In der Ferne erblickte er eine Gestalt. Damit hatte er nicht gerechnet. Er hätte nicht gedacht, dass heute überhaupt noch jemand in den Wald geht. Nun ja, es gab Menschen, aber es war idiotisch. Aber diese Gestalt erregte in ihm perfide Gedanken – nein eigentlich nicht Gedanken, sondern Lustgefühle, die aufschäumten und dem Hassbrand in seiner Seele einen konkreten Inhalt verschafften. Der Brand richtete sich auf diese Gestalt in der Ferne...

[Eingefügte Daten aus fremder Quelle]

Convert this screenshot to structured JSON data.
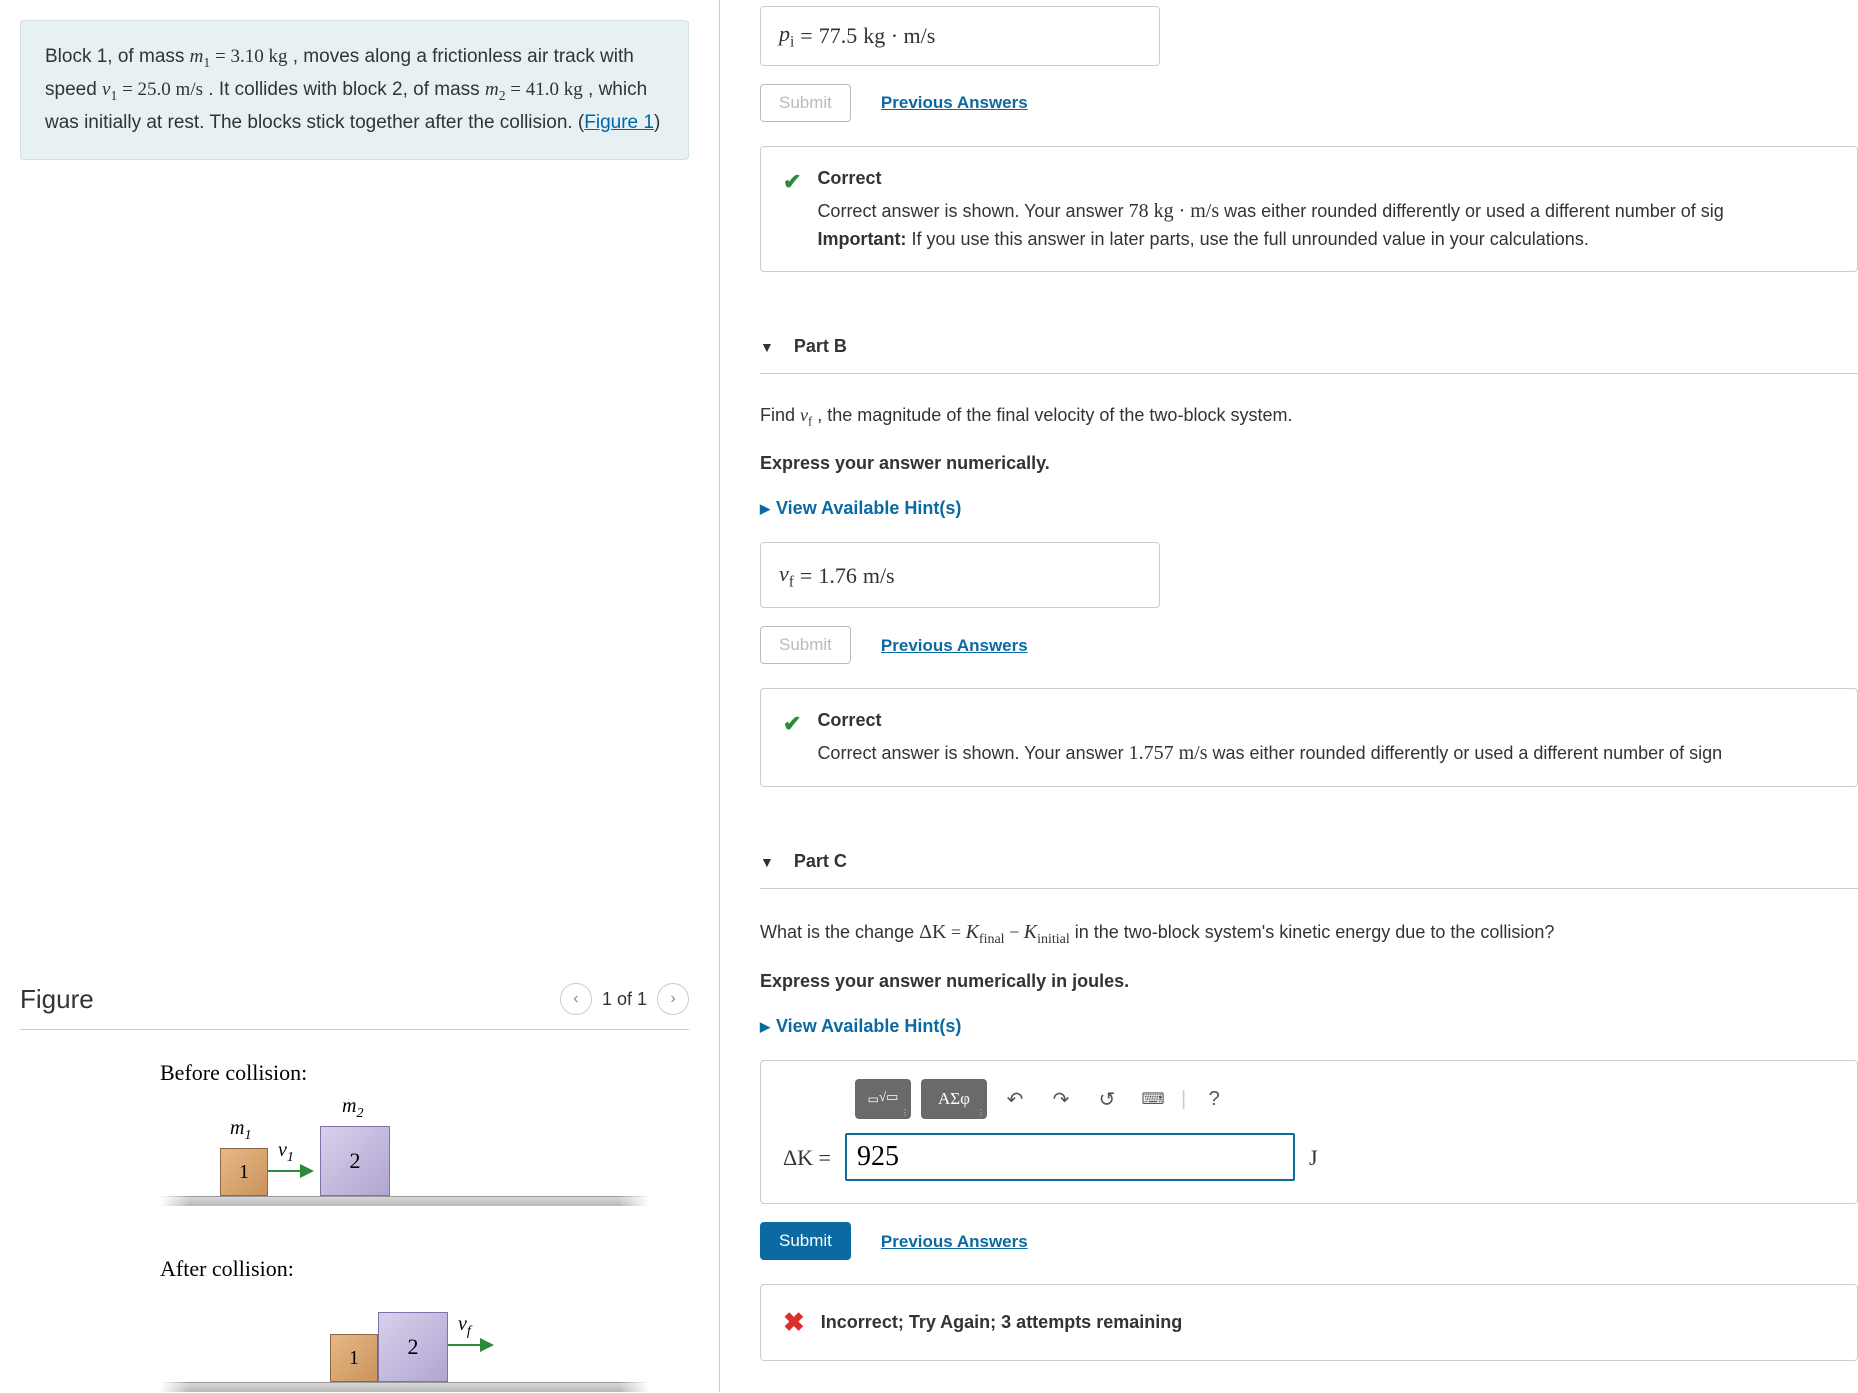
{
  "problem": {
    "text_prefix": "Block 1, of mass ",
    "m1_sym": "m",
    "m1_sub": "1",
    "m1_val": " = 3.10 ",
    "m1_unit": "kg",
    "text2": " , moves along a frictionless air track with speed ",
    "v1_sym": "v",
    "v1_sub": "1",
    "v1_val": " = 25.0 ",
    "v1_unit": "m/s",
    "text3": " . It collides with block 2, of mass ",
    "m2_sym": "m",
    "m2_sub": "2",
    "m2_val": " = 41.0 ",
    "m2_unit": "kg",
    "text4": " , which was initially at rest. The blocks stick together after the collision. (",
    "fig_link": "Figure 1",
    "text5": ")"
  },
  "figure": {
    "title": "Figure",
    "counter": "1 of 1",
    "before_label": "Before collision:",
    "after_label": "After collision:",
    "m1": "m",
    "m1s": "1",
    "m2": "m",
    "m2s": "2",
    "v1": "v",
    "v1s": "1",
    "vf": "v",
    "vfs": "f",
    "b1": "1",
    "b2": "2"
  },
  "partA": {
    "answer_sym": "p",
    "answer_sub": "i",
    "answer_eq": " = ",
    "answer_val": "77.5 ",
    "answer_unit": "kg · m/s",
    "submit": "Submit",
    "prev": "Previous Answers",
    "fb_title": "Correct",
    "fb_line1a": "Correct answer is shown. Your answer ",
    "fb_ans": "78 kg · m/s",
    "fb_line1b": " was either rounded differently or used a different number of sig",
    "fb_line2a": "Important:",
    "fb_line2b": " If you use this answer in later parts, use the full unrounded value in your calculations."
  },
  "partB": {
    "header": "Part B",
    "q1": "Find ",
    "q_sym": "v",
    "q_sub": "f",
    "q2": " , the magnitude of the final velocity of the two-block system.",
    "instruct": "Express your answer numerically.",
    "hints": "View Available Hint(s)",
    "answer_sym": "v",
    "answer_sub": "f",
    "answer_eq": " = ",
    "answer_val": "1.76 ",
    "answer_unit": "m/s",
    "submit": "Submit",
    "prev": "Previous Answers",
    "fb_title": "Correct",
    "fb_line1a": "Correct answer is shown. Your answer ",
    "fb_ans": "1.757 m/s",
    "fb_line1b": " was either rounded differently or used a different number of sign"
  },
  "partC": {
    "header": "Part C",
    "q1": "What is the change ",
    "dK": "ΔK",
    "eq": " = ",
    "Kf": "K",
    "Kf_sub": "final",
    "minus": " − ",
    "Ki": "K",
    "Ki_sub": "initial",
    "q2": " in the two-block system's kinetic energy due to the collision?",
    "instruct": "Express your answer numerically in joules.",
    "hints": "View Available Hint(s)",
    "toolbar": {
      "templates": "templates",
      "symbols": "ΑΣφ",
      "undo": "↶",
      "redo": "↷",
      "reset": "↺",
      "keyboard": "⌨",
      "help": "?"
    },
    "input_sym": "ΔK",
    "input_eq": " = ",
    "input_val": "925",
    "unit": "J",
    "submit": "Submit",
    "prev": "Previous Answers",
    "fb_title": "Incorrect; Try Again; 3 attempts remaining"
  }
}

Er holte auf und sah, dass es ein Mädchen war. Dreizehn Jahre, wie er schätzte. Auch sie hätte in den Panem-Spielen schon mitkämpfen können – aber sie hätte keine Chance gehabt, denn sie war nicht zum Mordinstrument ausgebildet worden. Er sah ihren blonden Pferdeschwanz im Nacken wippen, sah ihren hellen Hals, sah alles schon vor sich, was sich gleich ereignen würde, seine Hand umfasste das Messer in der Jacke, schwitzte vor Lust und Aufregung ein wenig. Etwas heftiger atmend verkürzte er den Abstand weiter und holte das Messer heraus...

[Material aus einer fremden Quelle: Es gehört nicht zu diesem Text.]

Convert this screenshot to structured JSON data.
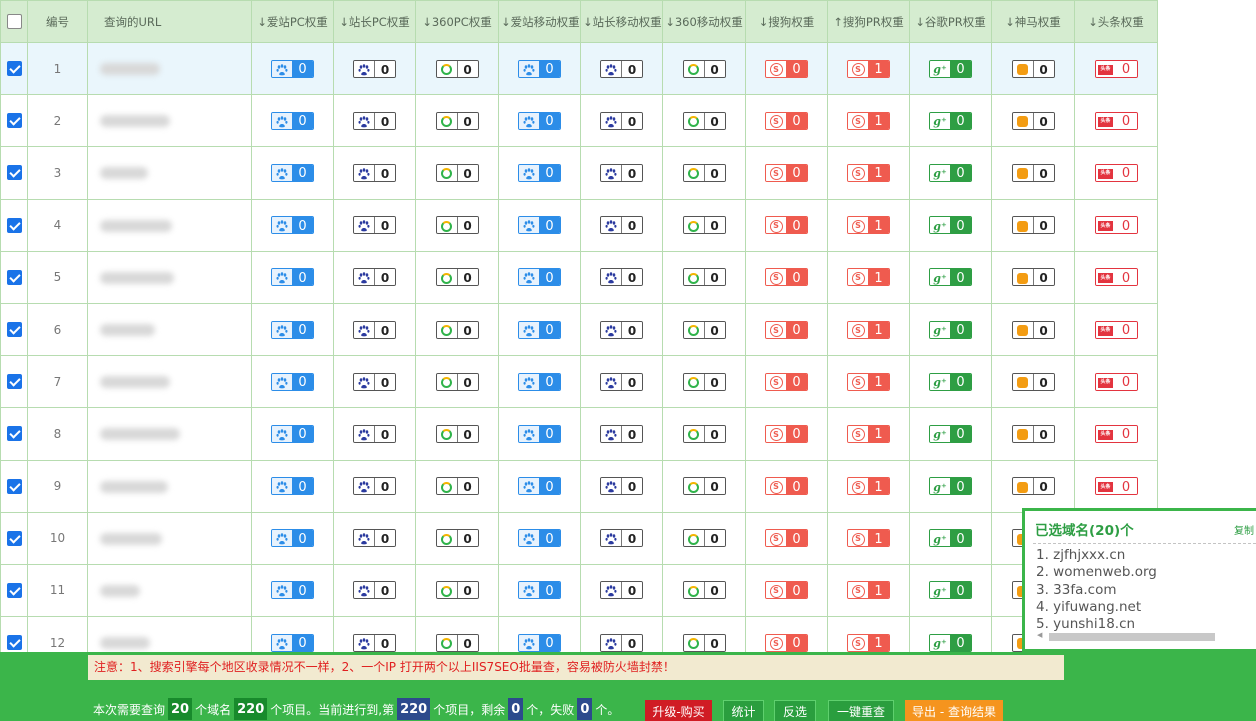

Da drehte sich das Mädchen um, es hatte ihn gehört. Er sah in fremde Augen. Sie waren ihm unendlich fremd, denn keines der Mädchen, denen er in all den Jahren begegnet war, hatte solche Augen. Es war ihm nicht bewusst, dass er hier etwas sah, was er sein Leben lang gesucht hatte – gesucht hätte, wenn es ihm bewusst gewesen wäre. Es war ihm nicht bewusst, dass er in diesen Augen sah, was er verfehlt und verloren hatte, aber gerade dies steigerte seinen Hass auf das Leben um so mehr – den Hass auf das Leben um ihn, auf das Leben in ihm, auf das Leben vor ihm... Innerhalb einer Sekunde entbrannte in ihm ein ungeheurer Kampf. In dem dunklen Bewusstsein, dass er diesen Kampf verlieren könnte, erhob er den Arm, um ihn so schnell wie möglich zu beenden – das heißt, seine Tat auszuführen, bevor dieser Kampf ein anderes Ende nehmen könnte.

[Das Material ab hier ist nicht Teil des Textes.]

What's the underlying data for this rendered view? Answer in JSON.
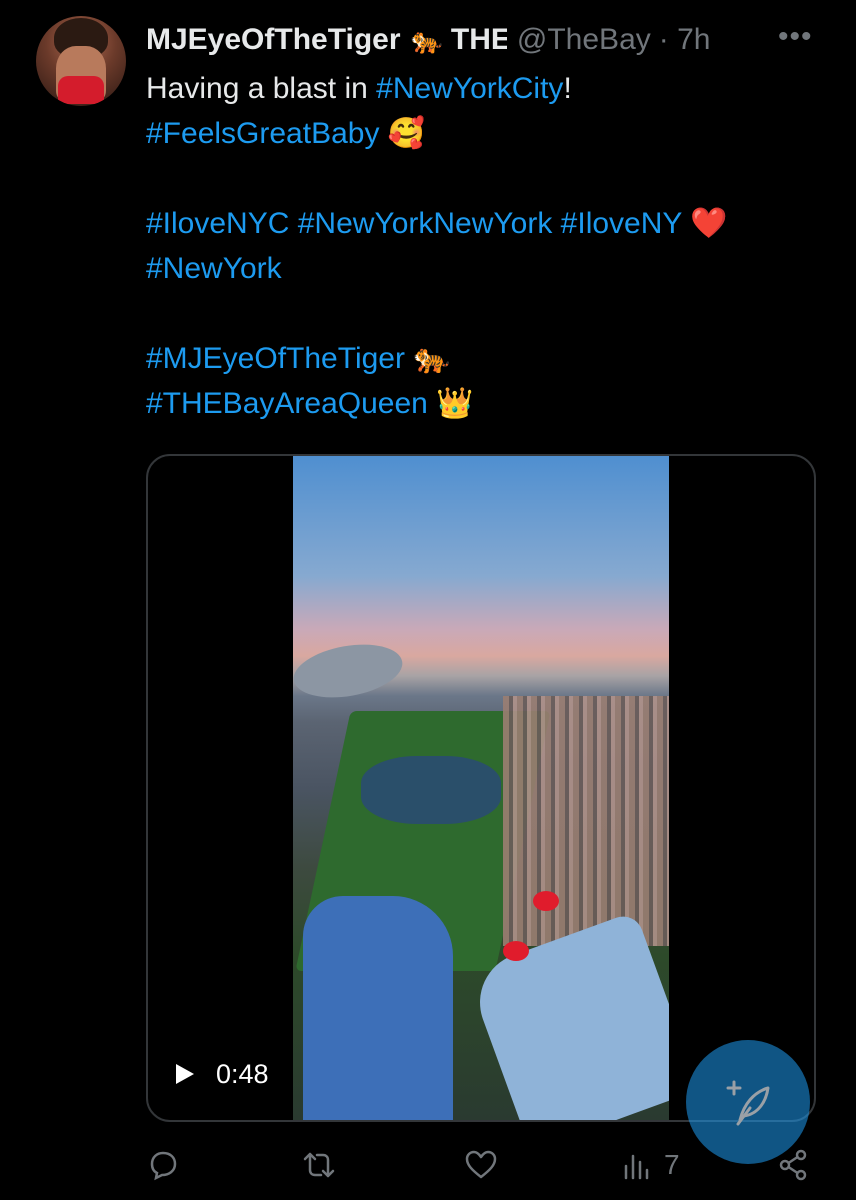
{
  "tweet": {
    "display_name": "MJEyeOfTheTiger",
    "name_emoji": "🐅",
    "name_suffix": "THE",
    "handle": "@TheBay",
    "time": "· 7h",
    "more_icon": "more-icon",
    "body_lines": [
      [
        {
          "t": "Having a blast in ",
          "tag": false
        },
        {
          "t": "#NewYorkCity",
          "tag": true
        },
        {
          "t": "!",
          "tag": false
        }
      ],
      [
        {
          "t": "#FeelsGreatBaby",
          "tag": true
        },
        {
          "t": " 🥰",
          "tag": false
        }
      ],
      [],
      [
        {
          "t": "#IloveNYC",
          "tag": true
        },
        {
          "t": " ",
          "tag": false
        },
        {
          "t": "#NewYorkNewYork",
          "tag": true
        },
        {
          "t": " ",
          "tag": false
        },
        {
          "t": "#IloveNY",
          "tag": true
        },
        {
          "t": " ❤️",
          "tag": false
        }
      ],
      [
        {
          "t": "#NewYork",
          "tag": true
        }
      ],
      [],
      [
        {
          "t": "#MJEyeOfTheTiger",
          "tag": true
        },
        {
          "t": " 🐅",
          "tag": false
        }
      ],
      [
        {
          "t": "#THEBayAreaQueen",
          "tag": true
        },
        {
          "t": " 👑",
          "tag": false
        }
      ]
    ]
  },
  "video": {
    "duration": "0:48",
    "play_icon": "play-icon"
  },
  "actions": {
    "reply_icon": "reply-icon",
    "retweet_icon": "retweet-icon",
    "like_icon": "like-icon",
    "views_icon": "views-icon",
    "views_count": "7",
    "share_icon": "share-icon"
  },
  "fab": {
    "icon": "compose-icon"
  },
  "colors": {
    "accent": "#1d9bf0",
    "text": "#e7e9ea",
    "muted": "#71767b",
    "background": "#000000"
  }
}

Nun sah das Mädchen das Messer. Seine Augen weiteten sich, blickten aber noch immer ihn an. Das Mädchen schrie, und es blickte ihn an, und seine Augen waren voll Angst und zugleich baten sie. –

Und dann war der Kampf zu Ende, noch bevor er es wusste. Der Hass brach durch in ein Nichts, schien aus seinen Leibesgrenzen herauszubrechen, heraus in die Luft, hinauf zu den Vögeln, hinauf zu den Baumwipfeln, immer höher, die ganze Welt war voller Hass, und alles strömte aus ihm heraus, erfüllte die ganze Welt, alles außer diese Augen vor ihm, dieses Gesicht. Und dann hatte er den Endpunkt überschritten – und ein noch heißeres, bisher ganz unbekanntes Gefühl stieg in ihm auf. Die ganze Welt aber schien von seinem Hass, der jetzt außerhalb von ihm war, vernichtet zu werden, wurde dunkler und dunkler ... und dann schwanden ihm die Sinne...

Und ein Mädchen beugte sich über ihn, fühlte, ob sein Herz noch schlug, sah seinen Atem und rief Hilfe...

Und die Engel im Himmel jubelten, denn sie wussten vor allen Menschen, dass hier eine Seele eine andere gerettet hatte.